Johnny Depp backstage.
• Near the end of their set, Sharon Jones and the Dap Kings were joined by a reanimated Muddy Waters, who performed “Champagne and Reefer,” as Sod Bakers employees sling-shotted sample bags of their signature “Green Caviar” product into the waiting crowd. During the resulting frenzy, new NashVegas resident Johnny Depp and Black Dogs coach Jim McMahon were spotted atop the Parthenon. Each wore a pink toga and matching Doc Martens boots, and fired souvenir Bacchanal t-shirts and Sod Bakers gift bags from an air-powered bazooka.

• Former President Bill Clinton, who led the opening Pledge of Allegiance with Bacchanal impresario Haven Hamilton, joined George Clinton, Bootsy Collins and Funkadelic for ”One Nation Under a Groove” and “Atomic Dog.” After their set, both Clintons boarded the Mothership, which had been hovering above the stage and sailed over the western horizon.

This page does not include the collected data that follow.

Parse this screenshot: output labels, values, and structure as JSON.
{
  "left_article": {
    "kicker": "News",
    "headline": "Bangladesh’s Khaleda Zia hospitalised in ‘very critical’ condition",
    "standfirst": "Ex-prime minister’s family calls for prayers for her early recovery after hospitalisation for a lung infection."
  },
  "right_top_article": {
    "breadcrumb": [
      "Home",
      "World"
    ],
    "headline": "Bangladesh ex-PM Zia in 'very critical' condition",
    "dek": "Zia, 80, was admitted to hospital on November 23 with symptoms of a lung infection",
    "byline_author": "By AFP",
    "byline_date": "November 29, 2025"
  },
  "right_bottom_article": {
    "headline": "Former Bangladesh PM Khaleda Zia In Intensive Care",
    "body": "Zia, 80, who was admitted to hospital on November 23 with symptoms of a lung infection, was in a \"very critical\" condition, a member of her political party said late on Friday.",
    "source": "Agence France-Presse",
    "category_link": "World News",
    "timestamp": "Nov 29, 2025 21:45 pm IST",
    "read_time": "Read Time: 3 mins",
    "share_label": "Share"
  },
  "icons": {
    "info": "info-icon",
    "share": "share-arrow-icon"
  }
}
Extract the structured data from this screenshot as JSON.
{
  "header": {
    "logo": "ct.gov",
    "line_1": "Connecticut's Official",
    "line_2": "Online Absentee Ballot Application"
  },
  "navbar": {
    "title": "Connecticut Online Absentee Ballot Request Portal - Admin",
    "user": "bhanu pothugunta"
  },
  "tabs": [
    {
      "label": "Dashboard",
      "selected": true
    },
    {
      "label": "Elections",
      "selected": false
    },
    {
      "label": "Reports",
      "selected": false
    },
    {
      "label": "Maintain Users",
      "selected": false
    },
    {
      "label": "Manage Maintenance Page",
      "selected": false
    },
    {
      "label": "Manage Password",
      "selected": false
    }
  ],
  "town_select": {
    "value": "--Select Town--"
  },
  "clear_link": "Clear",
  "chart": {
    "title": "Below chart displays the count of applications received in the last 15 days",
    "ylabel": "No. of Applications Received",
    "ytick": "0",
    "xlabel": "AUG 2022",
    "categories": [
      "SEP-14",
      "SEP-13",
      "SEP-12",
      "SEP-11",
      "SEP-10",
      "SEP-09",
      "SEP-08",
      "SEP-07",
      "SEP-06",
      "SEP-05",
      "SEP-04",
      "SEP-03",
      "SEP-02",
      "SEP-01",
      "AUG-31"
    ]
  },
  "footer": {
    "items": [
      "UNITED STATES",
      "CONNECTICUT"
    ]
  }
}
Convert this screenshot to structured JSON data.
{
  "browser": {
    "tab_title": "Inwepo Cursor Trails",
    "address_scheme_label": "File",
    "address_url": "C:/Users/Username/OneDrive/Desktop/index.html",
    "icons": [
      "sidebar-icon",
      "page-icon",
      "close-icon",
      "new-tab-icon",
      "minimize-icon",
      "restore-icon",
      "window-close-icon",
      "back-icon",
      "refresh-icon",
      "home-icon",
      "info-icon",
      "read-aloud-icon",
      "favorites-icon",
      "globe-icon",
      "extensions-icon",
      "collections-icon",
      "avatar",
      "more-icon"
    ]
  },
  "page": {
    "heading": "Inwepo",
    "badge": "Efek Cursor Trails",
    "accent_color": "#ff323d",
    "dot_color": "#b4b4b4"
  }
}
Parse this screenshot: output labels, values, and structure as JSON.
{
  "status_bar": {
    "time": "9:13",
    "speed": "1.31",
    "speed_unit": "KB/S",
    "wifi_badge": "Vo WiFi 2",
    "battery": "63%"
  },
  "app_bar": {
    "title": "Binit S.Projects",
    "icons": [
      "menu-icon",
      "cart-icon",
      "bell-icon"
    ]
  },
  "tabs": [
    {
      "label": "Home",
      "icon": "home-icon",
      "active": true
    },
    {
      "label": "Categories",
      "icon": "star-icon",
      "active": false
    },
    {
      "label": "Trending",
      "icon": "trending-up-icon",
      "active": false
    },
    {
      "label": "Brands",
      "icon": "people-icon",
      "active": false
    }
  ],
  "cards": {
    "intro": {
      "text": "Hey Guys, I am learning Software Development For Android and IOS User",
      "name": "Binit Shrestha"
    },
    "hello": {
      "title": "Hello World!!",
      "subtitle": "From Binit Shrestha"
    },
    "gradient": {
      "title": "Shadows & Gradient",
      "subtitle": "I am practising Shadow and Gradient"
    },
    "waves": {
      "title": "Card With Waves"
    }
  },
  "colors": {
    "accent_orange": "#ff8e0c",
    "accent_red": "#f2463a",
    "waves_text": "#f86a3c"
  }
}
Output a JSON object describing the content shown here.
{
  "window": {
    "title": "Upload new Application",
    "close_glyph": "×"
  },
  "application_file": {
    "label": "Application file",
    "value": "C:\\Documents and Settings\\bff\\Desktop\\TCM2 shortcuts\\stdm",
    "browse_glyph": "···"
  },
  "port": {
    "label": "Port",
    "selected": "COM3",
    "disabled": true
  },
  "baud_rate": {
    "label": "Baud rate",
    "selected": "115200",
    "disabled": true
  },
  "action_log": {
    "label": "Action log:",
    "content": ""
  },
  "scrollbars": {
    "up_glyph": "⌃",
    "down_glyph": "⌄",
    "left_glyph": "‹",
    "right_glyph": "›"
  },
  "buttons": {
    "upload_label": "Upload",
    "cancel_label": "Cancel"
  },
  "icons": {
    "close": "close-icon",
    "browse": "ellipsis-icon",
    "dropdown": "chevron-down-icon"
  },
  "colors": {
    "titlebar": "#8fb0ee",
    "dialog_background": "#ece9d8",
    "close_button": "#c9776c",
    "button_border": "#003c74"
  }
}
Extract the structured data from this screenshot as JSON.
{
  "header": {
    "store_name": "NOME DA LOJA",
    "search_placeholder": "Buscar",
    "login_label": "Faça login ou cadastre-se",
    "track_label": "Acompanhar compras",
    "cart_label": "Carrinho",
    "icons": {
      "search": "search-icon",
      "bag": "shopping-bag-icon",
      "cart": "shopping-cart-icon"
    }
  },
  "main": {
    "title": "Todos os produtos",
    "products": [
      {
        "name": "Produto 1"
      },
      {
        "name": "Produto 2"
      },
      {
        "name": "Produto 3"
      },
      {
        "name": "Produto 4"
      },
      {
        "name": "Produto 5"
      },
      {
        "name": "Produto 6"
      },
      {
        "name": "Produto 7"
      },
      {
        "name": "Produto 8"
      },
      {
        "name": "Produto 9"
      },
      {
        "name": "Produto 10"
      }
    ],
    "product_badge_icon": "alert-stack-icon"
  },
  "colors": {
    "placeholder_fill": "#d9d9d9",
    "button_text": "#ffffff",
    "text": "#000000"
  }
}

• The Nashville Symphony, led by a reanimated Kenneth Schermerhorn as guest conductor and joined by the Red Army Chorus from Moscow, performed the "1812 Overture" near the end of the musical portion festival Saturday night. The piece’s climactic sequences were accompanied by real cannons, which were trained on the home of country singer John Rich atop nearby Love Circle Hill. On Sunday morning, a “Mission Accomplished” banner was on display in front of the smoldering ruin of Rich’s home.

"Goodrow" onstage with The Village People.
• Village Green team owner Dave “Goodrow” Goodridge joined The Village People for “YMCA” and “In the Navy” before announcing that the band also would be playing for the “after-party” at his Goodrow-a-Go-Go. After last year’s experience, when Goodridge fell into an alcohol- and narcotics-induced coma and was partially reanimated by mistake, extra security was assigned to shadow him during the festival. Though they prevented a recurrence of the 2011 debacle, Goodridge, dressed as a cowboy, with his chimpanzee Gonzo in Native American garb, did have to be restrained for frightening the horses during Sunday morning’s chariot race. He was said to be so distracted by the festivities that he started two inactive players in his victory over the Corsairs. “I was trying to prove a point … I think,” said an obviously inebriated Goodridge afterward. (Later, Goodridge seemed to leave open the possibility that he would make an annual tradition of playing short-handed against his division rival. “After sweeping them in the regular season every year, it might be the sporting thing to do,” he admitted.)

• AC/DC’s performance of “You Shook Me All Night Long” that accompanied a re-enactment, using reproductions of first-century naval vessels, of the Battle of Actium on Lake Watauga.

• An unannounced reunion of REM, whose performance of “It’s the End of the World (as We Know It)” induced the crowd of 80,000 to sing along and was declared by the Ghost of the Ghost of Boyd X. Biggs as the Co-Official Theme Song of the Bacchanal — an honor it shares with Thank You (Falettinme Be Mice Elf Agin), which Sly & the Family Stone perform each year to open the show.



Near midnight on Saturday, all the performers joined on one stage to close the show. First, the Ghost of the Ghost of Biggs thanked the crowd for coming before asking Nick Lowe to lead everyone in “What’s So Funny about Peace Love and Understanding,” which he dedicated to Dr. Linardo. Then the concert closed with the traditional singing of “The Night They Drove Ole Dixie Down” and “Will the Circle Be Unbroken?”

Moved by the closing scene, Sharif tearfully thanked the crowd for "not just standing by the Bakers and the Bubbas during these trying events, but by the entire NFFA family."

"Violence is never the answer," Sharif said. "Well, maybe never is too strong a word. Sometimes violence is the answer, but not here, not in our house. We love you all — and please, don't eat the brown acid. Eat the purple stuff — the one with the commemorative Bacchanal seal on it. Drive safe and see you next year in Jerusalem."